Once I'd picked my jaw up off the floor and provided a response which didn't include nearly as many swear words as I'd have liked in retrospect, it wasn't long before I was wishing them a good night, and making my excuses to go home.
The next morning, his question was the first thing to come to mind.
The Canadians were kind of right. 27 isn't too old, but if a woman is serious about having children, then by that age she ought to be strongly focused on family formation. After all, if you want the option of having 3 children then you ideally need 6 or 7 years to get there, which brings a woman now in her late 20s up to her mid-30s - the time that her fertility becomes less certain.
But London Girl is caught in the headlights. On the one hand she thinks she might be trailblazing a new path of a single girl lifestyle:
We're a generation living in rented accommodation, with friends instead of other halves, or even still at home with parents. We're working hard at our careers and relationships come second, we travel the world after university instead of beginning the hunt for a job, often not finding a permanent one until well into our mid twenties. Even in our careers we're feeling our way: the jobs we've got now didn't exist when we started uni.

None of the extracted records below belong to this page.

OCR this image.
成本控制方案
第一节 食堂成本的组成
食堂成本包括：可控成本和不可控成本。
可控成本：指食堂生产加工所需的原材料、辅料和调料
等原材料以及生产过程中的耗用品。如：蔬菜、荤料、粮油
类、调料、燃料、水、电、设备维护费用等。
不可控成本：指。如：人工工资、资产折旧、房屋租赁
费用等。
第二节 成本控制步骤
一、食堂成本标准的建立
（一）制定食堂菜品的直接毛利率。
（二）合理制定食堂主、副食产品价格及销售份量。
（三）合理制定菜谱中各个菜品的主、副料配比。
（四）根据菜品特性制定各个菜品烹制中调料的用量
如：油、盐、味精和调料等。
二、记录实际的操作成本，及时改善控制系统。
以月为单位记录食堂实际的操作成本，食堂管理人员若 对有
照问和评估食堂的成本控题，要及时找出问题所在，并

Marriage will happen - at some point - but not now, not yet, not while there's fun to be had. And kids? As a 27 year old girl who spends her nights surrounded by mostly single friends, and mornings in bed with a hangover and the vague but cheering memories from the night before, the idea of being responsible for a child is nothing short of terrifying.

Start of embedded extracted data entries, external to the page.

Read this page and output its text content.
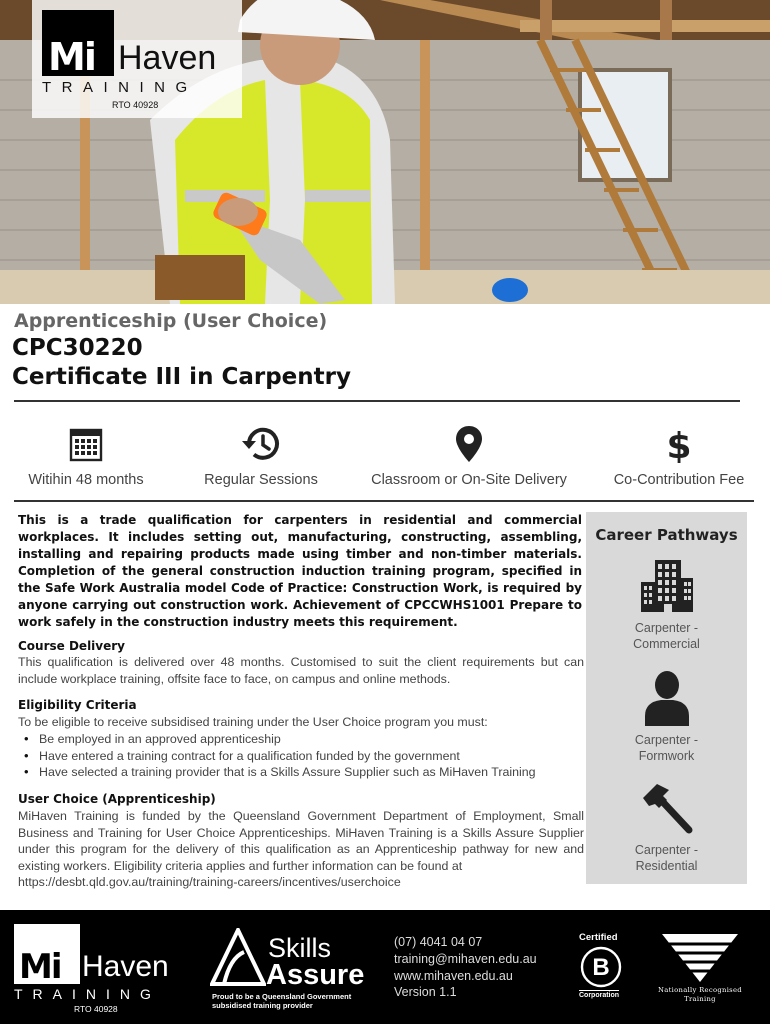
Mi Haven
TRAINING
RTO 40928
Apprenticeship (User Choice)
CPC30220
Certificate III in Carpentry
Witihin 48 months	Regular Sessions	Classroom or On-Site Delivery
$
Co-Contribution Fee
This is a trade qualification for carpenters in residential and commercial workplaces. It includes setting out, manufacturing, constructing, assembling, installing and repairing products made using timber and non-timber materials. Completion of the general construction induction training program, specified in the Safe Work Australia model Code of Practice: Construction Work, is required by anyone carrying out construction work. Achievement of CPCCWHS1001 Prepare to work safely in the construction industry meets this requirement.
Course Delivery
This qualification is delivered over 48 months. Customised to suit the client requirements but can include workplace training, offsite face to face, on campus and online methods.
Eligibility Criteria
To be eligible to receive subsidised training under the User Choice program you must:
• Be employed in an approved apprenticeship
• Have entered a training contract for a qualification funded by the government
• Have selected a training provider that is a Skills Assure Supplier such as MiHaven Training
User Choice (Apprenticeship)
MiHaven Training is funded by the Queensland Government Department of Employment, Small Business and Training for User Choice Apprenticeships. MiHaven Training is a Skills Assure Supplier under this program for the delivery of this qualification as an Apprenticeship pathway for new and existing workers. Eligibility criteria applies and further information can be found at
https://desbt.qld.gov.au/training/training-careers/incentives/userchoice
Career Pathways
Carpenter -
Commercial
Carpenter -
Formwork
Carpenter -
Residential
Mi Haven
TRAINING
RTO 40928
Skills
Assure
Proud to be a Queensland Government subsidised training provider
(07) 4041 04 07
training@mihaven.edu.au
www.mihaven.edu.au
Version 1.1
Certified
B
Corporation
Nationally Recognised Training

But she's not so sure if it's all going to work out well:
There's an edge to it; a desperation creeping in, a scrabble to locate the nearest hot man in any given vicinity.
If you squint and look around the pub at 11pm on a Saturday night, over at the group of girls laughing, dancing, hugging, chatting and doing shots, you can sometimes see and hear the point at which the old generation, the one that told us we'd be settled by 30, is meeting this new one; where you can have it all - but later, and detect a bit of panic. It's in our conversations and the back of our minds; the way we search the people at the bar.
This doing it later stuff, it's a nice idea in our heads, and we're doing it with gusto. But our hearts haven't quite caught up yet.
So, are we too old? No, we're not too old. We don't look it, we don't feel it, we don't realise it.
But if by some stretch of the imagination it turns out we are, then we'll surely be the first generation to know about it.
But they're not the first generation. There have been several generations of middle-class English women since the 1880s which have failed to launch. Generation X women are the most recent to miss out: a report last year showed that 43% of university educated Generation X women are childless.
Is this London Girl's fault? Not really - it seems, in fact, that a boy she really liked was the one to break up with her. But she is representative of a certain kind of woman who is hesitant about family formation where they should be decisive.
Timing does matter when it comes to family. It doesn't work out well if women encourage their male peers to think that they are not required as husbands or fathers until some very late and very vague time in their lives. It doesn't work out well if women wait until the last dwindling years of their fertility to try to have children. It doesn't work out well if men and women become too habituated to a solo lifestyle.